My last post (“The risk of self exposure”) made the case for mining your own life experiences and inner emotional life when looking for potent story ideas. But I ended with stating there’s one cautionary note you should keep in mind.  Here it is:  As possible ideas start presenting themselves, be sure the specific experiences or episodes you’re drawing on from your own life are truly in the past and not issues you’re still right in the middle of emotionally.
 
     Several years ago I made this mistake.
  I started a play dealing with something I was currently caught up in emotionally which involved the complicated and troubled relationship I had with a friend.  After writing about forty pages of the first draft, I quit in frustration.  It simply wasn’t working; I was too close to the material, my emotions kept getting in the way of my writing.  So I put the draft in a box along with several other files from another writing project and put the box on a shelf in my basement furnace room.

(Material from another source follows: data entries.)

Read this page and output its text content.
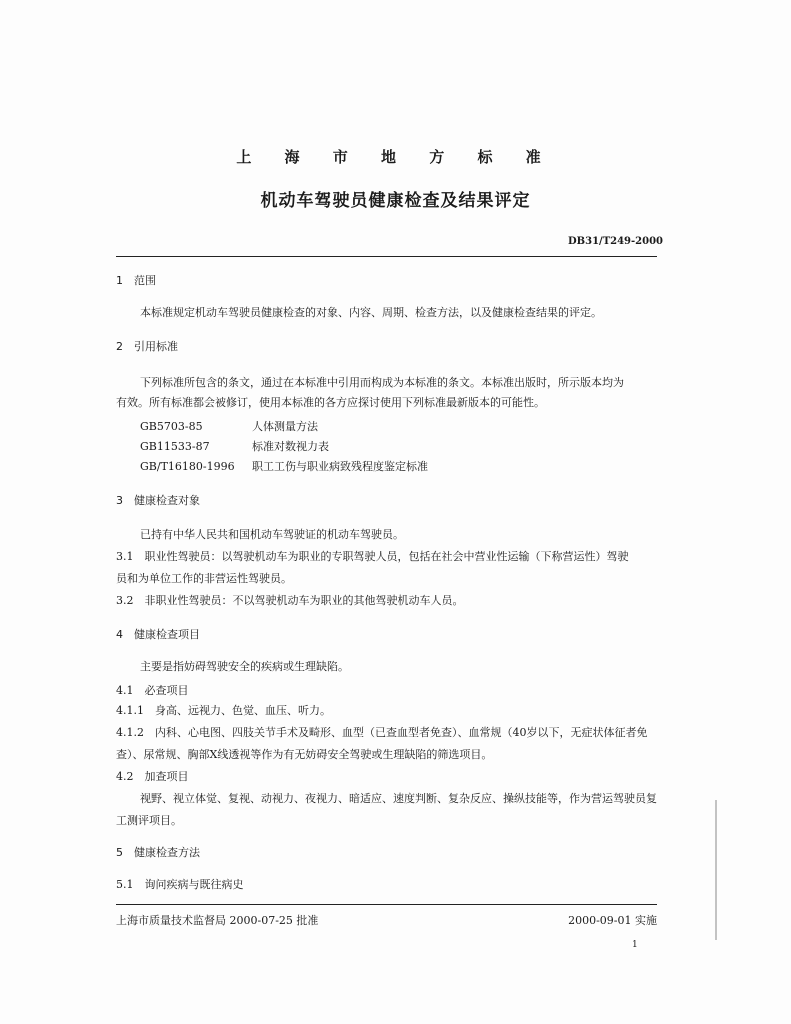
上 海 市 地 方 标 准
机动车驾驶员健康检查及结果评定
DB31/T249-2000
1　范围
本标准规定机动车驾驶员健康检查的对象、内容、周期、检查方法，以及健康检查结果的评定。
2　引用标准
下列标准所包含的条文，通过在本标准中引用而构成为本标准的条文。本标准出版时，所示版本均为
有效。所有标准都会被修订，使用本标准的各方应探讨使用下列标准最新版本的可能性。
GB5703-85	人体测量方法
GB11533-87	标准对数视力表
GB/T16180-1996 职工工伤与职业病致残程度鉴定标准
3　健康检查对象
已持有中华人民共和国机动车驾驶证的机动车驾驶员。
3.1　职业性驾驶员：以驾驶机动车为职业的专职驾驶人员，包括在社会中营业性运输（下称营运性）驾驶
员和为单位工作的非营运性驾驶员。
3.2　非职业性驾驶员：不以驾驶机动车为职业的其他驾驶机动车人员。
4　健康检查项目
主要是指妨碍驾驶安全的疾病或生理缺陷。
4.1　必查项目
4.1.1　身高、远视力、色觉、血压、听力。
4.1.2　内科、心电图、四肢关节手术及畸形、血型（已查血型者免查）、血常规（40岁以下，无症状体征者免
查）、尿常规、胸部X线透视等作为有无妨碍安全驾驶或生理缺陷的筛选项目。
4.2　加查项目
视野、视立体觉、复视、动视力、夜视力、暗适应、速度判断、复杂反应、操纵技能等，作为营运驾驶员复
工测评项目。
5　健康检查方法
5.1　询问疾病与既往病史
上海市质量技术监督局 2000-07-25 批准	2000-09-01 实施
1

     Six years pass.  One day I’m cleaning out the furnace room, which by now is a disaster of accumulated junk, and come across the box.  I’d written across it “old writing files.”  Curious, I open it and pull out the uncompleted first draft of the play, which I’d totally forgotten about.  I read it and am amazed at where I’d been emotionally six years earlier as it pertained to the characters in the play.  That chapter in my life had long since closed.
     Now I could see clearly what was going on between them and how the play should be written, what it was trying to say.  The six years that draft sat forgotten on the basement shelf had given me the distance I needed to be able to deal productively with the material.  I took the file upstairs and in three weeks completed a new draft of the play.

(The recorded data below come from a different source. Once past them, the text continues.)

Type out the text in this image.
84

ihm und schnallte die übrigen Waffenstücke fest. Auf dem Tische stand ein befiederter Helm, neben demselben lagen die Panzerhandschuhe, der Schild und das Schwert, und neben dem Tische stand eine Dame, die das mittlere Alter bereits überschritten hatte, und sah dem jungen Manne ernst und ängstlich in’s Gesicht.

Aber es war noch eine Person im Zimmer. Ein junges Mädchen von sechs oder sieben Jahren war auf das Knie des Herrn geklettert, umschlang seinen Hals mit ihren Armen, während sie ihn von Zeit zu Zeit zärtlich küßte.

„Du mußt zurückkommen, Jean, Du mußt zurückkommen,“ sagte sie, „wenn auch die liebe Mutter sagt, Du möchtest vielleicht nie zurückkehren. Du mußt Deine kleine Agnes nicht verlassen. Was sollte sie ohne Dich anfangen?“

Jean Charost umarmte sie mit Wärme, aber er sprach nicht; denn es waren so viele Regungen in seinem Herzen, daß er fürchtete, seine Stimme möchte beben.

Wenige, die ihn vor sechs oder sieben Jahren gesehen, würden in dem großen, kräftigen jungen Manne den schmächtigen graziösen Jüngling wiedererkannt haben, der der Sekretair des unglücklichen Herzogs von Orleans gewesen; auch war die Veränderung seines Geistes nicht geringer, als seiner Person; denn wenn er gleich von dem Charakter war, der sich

     The point is that it’s always better to deal with experiences you’ve definitely closed the book on.  It’s almost impossible to write intelligently and well about a specific subject that you’re still tied up in emotionally.  “You can’t see the forest for the trees.”  You’re simply too close to it.  Pulitzer Prize winner Marsha Norman, in my interview with her at the Dramatists Guild, went so far as to say:
     If it’s anything less than ten years it’s too soon to write about it.  Ten years is just the proper amount of time for all of this ridiculous stuff that you don’t want to bore anyone with to fall away and for the really traumatic experience or that person that you cannot forget or that sentence or that puzzle–those things will remain…
Ten years may be longer than most people need to adequately distance oneself emotionally, but the point is clear:  if you’re considering an idea that’s based directly on an unfinished chapter, chances are you should let time bring the overall episode to some kind of emotional conclusion before attempting to shape into a script.